CBS News exit poll: Gas prices loom large in the South on Super Tuesday

Republican presidential candidate, former House Speaker Newt Gingrich speaks in Duluth, Ga., Tuesday, March 6, 2012. AP Photo/Evan Vucci

Super Tuesday, Georgia
Voters in Cobb County, one of the largest precincts in the state, participate in the Georgia GOP primary on Tuesday, March 6, 2012, at Noonday Baptist Church in Marietta, Ga.
AP Photo/Atlanta Journal & Constitution, Bob Andres

Updated at 6 p.m. ET

Gas prices were an important factor for a significant majority of voters in primary states today, according to CBS News early exit polling. And as in other states that have voted in the Republican presidential nominating contests, the economy is the top issue for primary voters today, and electability remains the most important candidate quality.

At least seven out of 10 voters in all seven primary states today said gas prices were an "important" factor in their decision, the early exit polling shows. The issue matters most to voters in Georgia, where 81 percent said it was important. The issue was significant in other Southern states as well: 79 percent of Oklahoma primary voters called it important, as did 77 percent of Tennessee voters.

That may be good news for former House Speaker Newt Gingrich, who has campaigned in recent days on a promise to bring gas prices down to $2.50. Gingrich, who has only won one nominating contest so far, is hoping strong performances in Southern states will revive his campaign.

Gingrich makes a play for Tennessee
Obama says he wants lower gas prices

Super Tuesday represents the biggest day in the race for the Republican nomination so far. All told, 419 total delegates at stake in 10 states -- more delegates than have been awarded in all of the previous nominating contests combined.

CBS News is conducting exit polls in the states holding primaries, interviewing voters in person as they leave polling places. The three states holding caucuses this evening do not have entrance or exit polls.

In spite of today's significance, no one will be able to formally clinch the nomination Tuesday. It takes 1,144 delegates for a candidate to formally take the nomination, leaving the contenders with a long way to do. Furthermore, none of Tuesday's contests is winner-take-all. Instead, all 10 states are awarding delegates proportionally, either based on the outcome in congressional districts, a candidate's percentage of the statewide vote, or a combination of the two.

As in previous contests, early exit polling shows that the economy is the most important issue for voters Tuesday. The issue dominates in Massachusetts and Georgia, where 58 percent of voters in both states called it the most important issue. In Oklahoma, by comparison, just 47 percent called the economy the top issue.

Additionally, voters in Tuesday's primary states say that beating President Obama in November is the candidate quality that matters the most. Electability matters the most in Georgia, where 46 percent said it was the most important quality; the next most important quality in Georgia was having the right experience, which 20 percent called the most important. Another 18 percent of Georgia voters were most interested in a "true conservative."

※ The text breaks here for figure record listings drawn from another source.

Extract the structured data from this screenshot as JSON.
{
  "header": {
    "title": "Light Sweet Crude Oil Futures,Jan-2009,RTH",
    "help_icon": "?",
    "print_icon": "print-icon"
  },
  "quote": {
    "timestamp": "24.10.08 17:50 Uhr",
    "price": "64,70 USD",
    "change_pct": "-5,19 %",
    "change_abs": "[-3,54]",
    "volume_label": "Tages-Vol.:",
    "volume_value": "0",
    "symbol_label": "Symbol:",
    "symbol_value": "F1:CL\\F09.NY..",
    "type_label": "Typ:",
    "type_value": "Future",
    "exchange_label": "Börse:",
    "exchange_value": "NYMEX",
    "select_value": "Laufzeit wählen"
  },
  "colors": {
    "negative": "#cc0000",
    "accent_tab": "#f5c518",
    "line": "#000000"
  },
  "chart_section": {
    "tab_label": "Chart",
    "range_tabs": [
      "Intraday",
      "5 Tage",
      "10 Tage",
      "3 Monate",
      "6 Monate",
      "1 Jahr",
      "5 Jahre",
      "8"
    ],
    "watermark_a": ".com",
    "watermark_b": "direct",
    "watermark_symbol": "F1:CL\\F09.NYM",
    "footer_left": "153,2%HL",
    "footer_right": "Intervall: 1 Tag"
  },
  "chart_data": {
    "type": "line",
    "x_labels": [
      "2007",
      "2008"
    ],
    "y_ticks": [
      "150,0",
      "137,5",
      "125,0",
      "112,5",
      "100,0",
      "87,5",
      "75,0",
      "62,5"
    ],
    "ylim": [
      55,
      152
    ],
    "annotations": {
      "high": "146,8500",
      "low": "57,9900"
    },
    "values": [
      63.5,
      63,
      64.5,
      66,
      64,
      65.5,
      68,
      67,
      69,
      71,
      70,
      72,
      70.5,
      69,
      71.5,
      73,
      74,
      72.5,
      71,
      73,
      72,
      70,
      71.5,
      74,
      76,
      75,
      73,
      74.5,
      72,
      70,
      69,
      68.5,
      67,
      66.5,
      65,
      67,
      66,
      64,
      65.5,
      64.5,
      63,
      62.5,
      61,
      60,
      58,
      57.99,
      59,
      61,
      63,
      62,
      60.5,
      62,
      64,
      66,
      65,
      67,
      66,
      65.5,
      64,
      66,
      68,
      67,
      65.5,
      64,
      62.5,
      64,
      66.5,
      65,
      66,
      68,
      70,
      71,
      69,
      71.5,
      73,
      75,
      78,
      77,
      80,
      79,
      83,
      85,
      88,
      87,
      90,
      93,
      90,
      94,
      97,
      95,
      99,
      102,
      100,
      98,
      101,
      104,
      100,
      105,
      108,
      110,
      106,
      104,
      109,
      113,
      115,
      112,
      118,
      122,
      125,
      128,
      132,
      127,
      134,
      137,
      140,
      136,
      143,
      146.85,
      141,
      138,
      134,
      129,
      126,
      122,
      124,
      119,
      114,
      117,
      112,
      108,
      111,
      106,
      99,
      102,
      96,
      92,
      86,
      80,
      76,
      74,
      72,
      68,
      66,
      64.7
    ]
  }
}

Full Republican delegate scorecard
Nationwide primary results so far

Electability matters the least in Vermont tonight -- though it was still the most important candidate quality -- at 33 percent. Another 25 percent of Vermont voters said they were most interested in a candidate with strong character, while 21 percent were looking for a candidate with the right experience.

The seven states holding primaries today are: Georgia, Massachusetts, Ohio, Oklahoma, Tennessee, Vermont and Virginia. An additional three states are holding caucuses: Alaska, Idaho and North Dakota.

The states voting today are largely Republican-leaning, which may be fitting, since the GOP electorate has yet to coalesce around a nominee. CBS News estimates that so far, Mitt Romney has picked up 187 delegates, Rick Santorum has collected 65, Newt Gingrich has 30, and Ron Paul has collected 20.

In four of the most closely watched states -- Georgia, Ohio, Tennessee and Oklahoma -- at least a quarter of voters made up their minds in the last few days, according to the early exit polling. Most decided on their candidate before that.

In Ohio, 42 percent of Romney's supporters say they strongly favor him, but a similar percentage, 44 percent, have reservations about him. Another 12 percent said they simply disliked the other candidates.

Similarly, 38 percent of Santorum's Ohio supporters strongly favor him, but more (46 percent) have reservations about him. Fourteen percent said they voted for him because they disliked the other candidates.

Three in four Romney supporters in Ohio say they will definitely support the Republican nominee in the fall. But slightly fewer Santorum supporters (six in 10) say they will definitely back the GOP nominee in November.